Manière de comprendre qu’après pareille réflexion la « science citoyenne »
ne peut qu’être emmerdante.
Heureusement
retour du gitan, de la vie sans chichis, comme un rempart aux pensées sur la
manipulation génétique, une bouée de sauvetage, un retour aux valeurs
naturelles. Mais humour, toujours. Un peu à l’anglaise. C’est cocasse,
pétillant, bien écrit, langue entre écriture un brin désuète, pardon, obsolète
devrait-on dire si l’on suit les préceptes du présent livre, mais dont le
rythme soutenu et un jonglage approprié en permettent une lecture résolument
moderne. De par les thèmes aussi bien sûr.
Emmanuelle
PIREYRE sait également se faire féministe. « … nous descendons de nos montagnes pour prendre les places, empruntant à
toutes jambes le chemin ou rebondissant sur les fesses dans la pente, avec nos
spécificités, notre cou trop long, notre cerveau ultrastructuré, notre mèche
dans les yeux, nos talons ou nos tongs, notre poncho et notre incompréhensible
chapeau à plume. Nous sommes prêtes à devenir les directrices, les présidentes
et les zadistes les plus enragées, nous pliant pour entrer dans les catégories
anciennes ou alors, chacune son style, nous en foutant éperdument ».

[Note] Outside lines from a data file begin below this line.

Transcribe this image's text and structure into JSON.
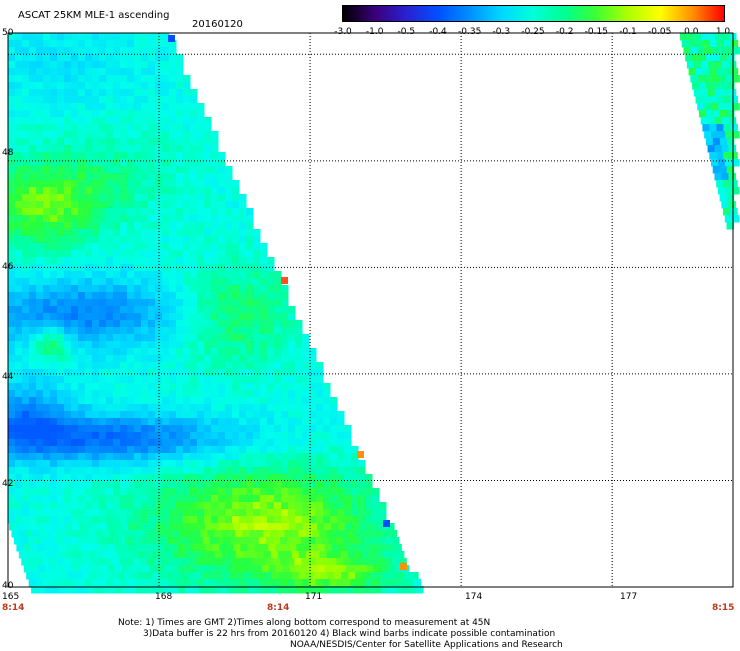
{
  "header": {
    "title": "ASCAT 25KM MLE-1 ascending",
    "date": "20160120"
  },
  "colorbar": {
    "labels": [
      "-3.0",
      "-1.0",
      "-0.5",
      "-0.4",
      "-0.35",
      "-0.3",
      "-0.25",
      "-0.2",
      "-0.15",
      "-0.1",
      "-0.05",
      "0.0",
      "1.0"
    ],
    "colors": [
      "#000000",
      "#3a007a",
      "#2a20d0",
      "#0050ff",
      "#0090ff",
      "#00d8ff",
      "#00ffd8",
      "#00ff90",
      "#40ff30",
      "#b0ff00",
      "#ffff00",
      "#ff9000",
      "#ff0000"
    ]
  },
  "axes": {
    "lon_ticks": [
      "165",
      "168",
      "171",
      "174",
      "177"
    ],
    "lat_ticks": [
      "50",
      "48",
      "46",
      "44",
      "42",
      "40"
    ],
    "lon_range": [
      165,
      179.4
    ],
    "lat_range": [
      40,
      50.4
    ]
  },
  "times": [
    "8:14",
    "8:14",
    "8:15"
  ],
  "notes": {
    "line1": "Note: 1) Times are GMT 2)Times along bottom correspond to measurement at 45N",
    "line2": "3)Data buffer is 22 hrs from 20160120 4) Black wind barbs indicate possible contamination",
    "line3": "NOAA/NESDIS/Center for Satellite Applications and Research"
  }
}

Toujours cette méfiance envers le « citoyen » dirait-on…
Beaucoup
de références (« La controverse de Valladolid », judicieuse idée car
indéniable sorte de point de départ à la présente trame), d’informations, de
termes techniques et/ou scientifiques mais qui ne paralysent pas la lecture
puisque le maître mot est l’humour, les situations grotesques ou encombrantes.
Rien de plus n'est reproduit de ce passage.